Porque el argumento humanitario, aunque tenga elementos reales, funciona también como coartada. Nadie niega que Maduro encabezó un régimen autoritario ni que millones de venezolanos padecieron sus consecuencias. Celebrar el fin de una dictadura puede ser legítimo. Lo problemático es confundir esa celebración con una aprobación automática del método utilizado.


La captura de un jefe de Estado mediante un operativo extranjero y la posterior reorganización de su sector energético bajo tutela externa no es un acto neutro. Es intervencionismo. Y en América Latina, esa palabra tiene memoria.


El precedente peligroso


Lo ocurrido en Venezuela abre una pregunta incómoda para la región:si Estados Unidos puede intervenir militarmente en un país bajo el argumento de liberar a su pueblo y, al mismo tiempo, reorganizar sus recursos estratégicos, ¿qué impide que este modelo se replique en otros escenarios?

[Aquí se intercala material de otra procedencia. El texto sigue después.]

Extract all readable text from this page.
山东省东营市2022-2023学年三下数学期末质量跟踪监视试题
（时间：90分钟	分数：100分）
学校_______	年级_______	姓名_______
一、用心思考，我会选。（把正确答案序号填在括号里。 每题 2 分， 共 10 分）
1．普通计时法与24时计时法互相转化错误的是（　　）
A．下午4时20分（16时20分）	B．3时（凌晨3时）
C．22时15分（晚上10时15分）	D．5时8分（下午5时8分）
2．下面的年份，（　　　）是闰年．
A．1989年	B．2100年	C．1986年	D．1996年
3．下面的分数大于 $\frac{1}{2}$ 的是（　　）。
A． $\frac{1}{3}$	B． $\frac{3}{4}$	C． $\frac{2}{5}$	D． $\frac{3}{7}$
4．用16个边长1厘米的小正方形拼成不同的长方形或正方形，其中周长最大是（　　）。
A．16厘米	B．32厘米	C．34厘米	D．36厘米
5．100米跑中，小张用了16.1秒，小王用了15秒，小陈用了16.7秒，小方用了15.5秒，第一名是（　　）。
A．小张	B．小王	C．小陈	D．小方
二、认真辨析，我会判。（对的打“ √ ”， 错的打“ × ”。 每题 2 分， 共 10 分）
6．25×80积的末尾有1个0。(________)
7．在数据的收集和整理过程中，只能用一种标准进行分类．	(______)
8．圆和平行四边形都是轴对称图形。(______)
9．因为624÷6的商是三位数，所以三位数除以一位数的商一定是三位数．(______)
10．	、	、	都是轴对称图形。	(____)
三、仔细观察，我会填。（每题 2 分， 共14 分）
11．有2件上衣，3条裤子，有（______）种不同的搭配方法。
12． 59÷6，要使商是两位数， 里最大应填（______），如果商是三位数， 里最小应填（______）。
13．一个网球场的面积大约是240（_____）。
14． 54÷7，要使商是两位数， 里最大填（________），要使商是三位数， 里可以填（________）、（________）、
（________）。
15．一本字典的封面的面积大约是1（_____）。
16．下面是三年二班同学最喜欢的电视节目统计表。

Países con recursos clave, gobiernos incómodos o alianzas con potencias rivales quedan, de pronto, bajo una nueva lógica de riesgo. La soberanía deja de ser un principio absoluto y se convierte en una variable negociable frente a los intereses geopolíticos de las grandes potencias.


Ni aplauso ingenuo ni nostalgia autoritaria


Este análisis no pretende defender a Maduro ni romantizar su caída. Tampoco justificar los abusos de un régimen que empobreció a su población y cerró espacios democráticos. Pero tampoco se trata de aplaudir sin reservas una intervención que responde, en buena medida, a intereses energéticos y estratégicos ajenos al bienestar venezolano.


La historia latinoamericana enseña que cuando el petróleo entra por la puerta, la soberanía suele salir por la ventana. Y aunque hoy algunos celebren la caída del dictador, mañana podrían lamentar el costo político de haber cambiado una tutela por otra.


Venezuela, más que una liberación, es una advertencia. Y el resto de América Latina haría bien en leerla con atención.